Ou quand, deux semaines plus tard, Elisabeth Borne tente une sortie de crise en prônant l’apaisement avec les syndicats, et qu’elle dit souhaiter respecter une "période de convalescence", Emmanuel Macron, de son côté, jette de l’huile sur le feu, en taclant précisément les syndicats. Clairement un désaveu.

Il y a quelques jours encore, le président remet ça. Et cette fois le coup est encore plus violent. L’affaire remonte au 28 mai. Ce jour-là, Elisabeth Borne est l’invitée de Radio J (radio juive en France). Elle évoque, au micro, une filiation entre le Rassemblement National et le maréchal Pétain. "Le Rassemblement National, dit-elle, est l’héritier du pétainisme".

La Première ministre est aussitôt recadrée sèchement par Emmanuel Macron. Ça se passe à huis clos, lors d’un conseil des ministres, mais l’information fuite rapidement. Le président estime que ce n’est pas comme ça qu’on arrivera à décrédibiliser le parti de Marine Le Pen. Que les mots utilisés par Elisabeth Borne sont des mots des années 90. Et qu’il ne peut croire que les millions de Français qui ont voté pour l’extrême droite sont des fascistes…

Un nouvel uppercut à l’intention d’Elisabeth Borne (décroché, selon les personnes présentes, sans adresser un regard à sa Première ministre), et d’autant plus douloureux que le père d’Elisabeth Borne était un rescapé des camps nazis.

Bref, la Première ministre semble clairement en sursis. La question est de savoir quand Emmanuel Macron débranchera la prise. Peut-être le 14 juillet, jour de la fête nationale. Mais peut-être attendra-t-il jusqu’en septembre.

Pourquoi attendre ?

Pourquoi ne pas trancher dès à présent ? Parce que ce n’est pas aussi simple que ça. D’abord, Elisabeth Borne a pas mal de soutiens. Ceux qui l’ont défendue quand elle a été nommée et qui continuent de la défendre.

Rappelons qu’Emmanuel Macron n’a pas de majorité à l’Assemblée nationale et qu’il doit compter sur l’opposition pour voter certains textes législatifs.

Elisabeth Borne représente l’aile gauche de la macronie.

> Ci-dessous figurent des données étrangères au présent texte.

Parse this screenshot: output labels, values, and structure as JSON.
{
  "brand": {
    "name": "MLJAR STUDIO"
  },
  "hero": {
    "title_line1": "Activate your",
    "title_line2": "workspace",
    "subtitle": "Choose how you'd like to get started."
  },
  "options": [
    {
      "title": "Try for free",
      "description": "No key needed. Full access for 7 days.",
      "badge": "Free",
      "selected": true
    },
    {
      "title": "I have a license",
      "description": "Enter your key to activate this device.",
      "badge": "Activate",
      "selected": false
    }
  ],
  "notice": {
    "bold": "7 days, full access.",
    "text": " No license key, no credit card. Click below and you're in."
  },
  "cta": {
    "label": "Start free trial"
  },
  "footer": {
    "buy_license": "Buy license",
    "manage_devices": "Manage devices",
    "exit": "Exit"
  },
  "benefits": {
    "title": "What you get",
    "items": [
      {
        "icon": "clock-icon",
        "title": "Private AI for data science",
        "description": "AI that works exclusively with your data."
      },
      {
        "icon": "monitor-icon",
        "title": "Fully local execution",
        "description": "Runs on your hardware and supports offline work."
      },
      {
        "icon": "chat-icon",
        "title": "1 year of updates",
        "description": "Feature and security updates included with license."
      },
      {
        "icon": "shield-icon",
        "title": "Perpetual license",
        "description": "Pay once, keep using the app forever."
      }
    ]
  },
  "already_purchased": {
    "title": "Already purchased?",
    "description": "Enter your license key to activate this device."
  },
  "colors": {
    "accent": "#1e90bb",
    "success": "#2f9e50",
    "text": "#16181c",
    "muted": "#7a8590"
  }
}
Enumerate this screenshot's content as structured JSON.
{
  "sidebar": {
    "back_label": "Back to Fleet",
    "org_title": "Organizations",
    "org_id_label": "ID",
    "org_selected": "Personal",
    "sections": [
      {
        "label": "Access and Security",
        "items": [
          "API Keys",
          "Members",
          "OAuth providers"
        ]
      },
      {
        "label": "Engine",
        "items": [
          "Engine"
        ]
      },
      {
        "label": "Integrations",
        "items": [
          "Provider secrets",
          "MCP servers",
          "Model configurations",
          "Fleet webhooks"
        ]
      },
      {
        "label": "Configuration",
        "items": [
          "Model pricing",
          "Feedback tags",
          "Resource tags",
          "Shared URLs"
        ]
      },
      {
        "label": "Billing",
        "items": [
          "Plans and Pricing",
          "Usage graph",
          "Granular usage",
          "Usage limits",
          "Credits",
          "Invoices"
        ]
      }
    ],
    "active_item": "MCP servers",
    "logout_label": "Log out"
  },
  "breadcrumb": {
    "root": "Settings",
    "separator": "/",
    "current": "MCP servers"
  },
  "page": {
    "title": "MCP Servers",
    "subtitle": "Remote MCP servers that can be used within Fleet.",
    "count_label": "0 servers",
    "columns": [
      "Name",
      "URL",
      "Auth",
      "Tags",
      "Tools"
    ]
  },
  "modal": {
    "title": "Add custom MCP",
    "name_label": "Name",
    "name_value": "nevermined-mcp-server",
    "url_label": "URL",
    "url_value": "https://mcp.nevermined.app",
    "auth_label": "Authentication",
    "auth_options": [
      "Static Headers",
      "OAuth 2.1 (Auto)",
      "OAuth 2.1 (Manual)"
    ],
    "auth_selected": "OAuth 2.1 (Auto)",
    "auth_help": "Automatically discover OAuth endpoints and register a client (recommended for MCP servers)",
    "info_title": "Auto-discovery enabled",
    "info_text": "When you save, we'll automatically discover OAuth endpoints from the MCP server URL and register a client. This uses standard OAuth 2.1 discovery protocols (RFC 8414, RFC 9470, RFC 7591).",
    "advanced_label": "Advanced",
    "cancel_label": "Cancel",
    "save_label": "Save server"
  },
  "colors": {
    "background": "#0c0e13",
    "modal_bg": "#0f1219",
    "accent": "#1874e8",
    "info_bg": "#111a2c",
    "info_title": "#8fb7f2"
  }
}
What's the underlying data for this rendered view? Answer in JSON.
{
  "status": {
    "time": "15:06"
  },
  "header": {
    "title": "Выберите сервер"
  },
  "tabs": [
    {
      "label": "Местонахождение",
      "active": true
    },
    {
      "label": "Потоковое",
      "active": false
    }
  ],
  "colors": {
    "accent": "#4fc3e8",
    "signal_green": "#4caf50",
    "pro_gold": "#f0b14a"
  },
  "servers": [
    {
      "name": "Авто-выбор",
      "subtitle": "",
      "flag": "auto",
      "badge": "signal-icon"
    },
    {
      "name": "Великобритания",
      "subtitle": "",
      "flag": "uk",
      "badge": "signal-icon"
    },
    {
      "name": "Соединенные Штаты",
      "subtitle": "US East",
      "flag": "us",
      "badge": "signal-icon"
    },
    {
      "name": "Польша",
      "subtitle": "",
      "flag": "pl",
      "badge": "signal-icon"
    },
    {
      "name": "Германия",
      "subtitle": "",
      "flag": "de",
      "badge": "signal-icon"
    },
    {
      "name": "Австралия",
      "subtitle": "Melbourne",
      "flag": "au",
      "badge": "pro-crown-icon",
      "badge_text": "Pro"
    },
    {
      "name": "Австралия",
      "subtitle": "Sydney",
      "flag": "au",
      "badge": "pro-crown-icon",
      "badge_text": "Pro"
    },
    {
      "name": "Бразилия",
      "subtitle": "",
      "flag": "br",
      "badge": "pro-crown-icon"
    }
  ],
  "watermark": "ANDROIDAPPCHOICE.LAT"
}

Elle est censée attirer les voix des élus de gauche.

Or ses soutiens craignent que son départ ne tire le gouvernement vers la droite. C’est donc une vraie lutte d’influence qui se joue en coulisses.

Elisabeth Borne pourrait-elle jeter l’éponge ?

On la dit très énervée par les coups bas de son président. Mais Elisabeth Borne ne fait aucun commentaire. Fidèle à elle-même, avec cette capacité qu’elle a à encaisser les coups sans broncher.

Elle sait que ses jours sont comptés, mais elle continue à travailler d’arrache-pied. De 8h à 23h. Avec une détermination sans bornes…

Encore un de ces jeux de mots faciles, qui fait qu’on risque de regretter la Première ministre française.

Surtout quand on voit les noms qui circulent pour la remplacer. Darmanin, Le Maire : nettement moins propices aux calembours.

Il y a peut-être l’ancien ministre de l’Agriculture, dont le nom est également cité : Julien Denormandie. Nos confrères de Politico ont d’ailleurs déjà mis une option sur D-Day… le jour où M. Denormandie pourrait être désigné à la tête du gouvernement français.